Beyond that, webservers often don't want you to be able to find all valid pages - perhaps they're only accessible if you're logged in, or at certain times of day, or to requests coming from China - there's no requirement that a URL always exist, or that the webserver tell you it exists. I could very easily put my infinite-URL behavior below http://example.com/secret/path/no/one/knows/about/.* and you'd never know it existed unless I told you about it (or you manually crawled all possible URLs...).

So the long story short is: No, it is not possible to get all URLs, or even a subset of them, because there could theoretically be an infinite number of them, and you have no way of knowing if that is the case.

if I can add restrictions, that will make it easier!

I understand why you think this, but unfortunately this is not actually true. Think about URLs like regular expressions. How many strings match the regular expression .*? An infinite number, right? How about /path/.*? Less? Or /path/that/is/long/and/explicit/.*? Counter intuitive though it may seem, there are actually no fewer URLs that match the last case than the first.
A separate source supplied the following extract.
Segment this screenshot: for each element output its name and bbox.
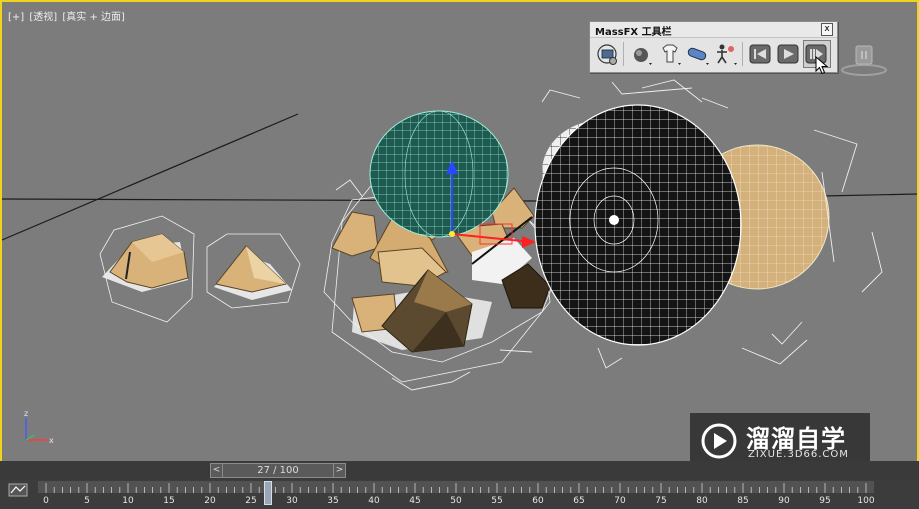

Now that said, my answer up to this point has been about the general case, since that's how you posed the question. If you clearly define and restrict the search space, or loosen the requirements of the question, you can get an answer. Suppose you instead said "Is it possible to get all URLs that are listed on this page and match my filter?" then the answer is yes, absolutely. And in some cases (such as Apache's Directory Listing behavior) this will coincidentally be the same as the answer to your original question. However there is no way to guarantee this is actually true - I could perfectly easily have a directory listing with secret, unlisted URLs that still match your pattern, and you wouldn't find them.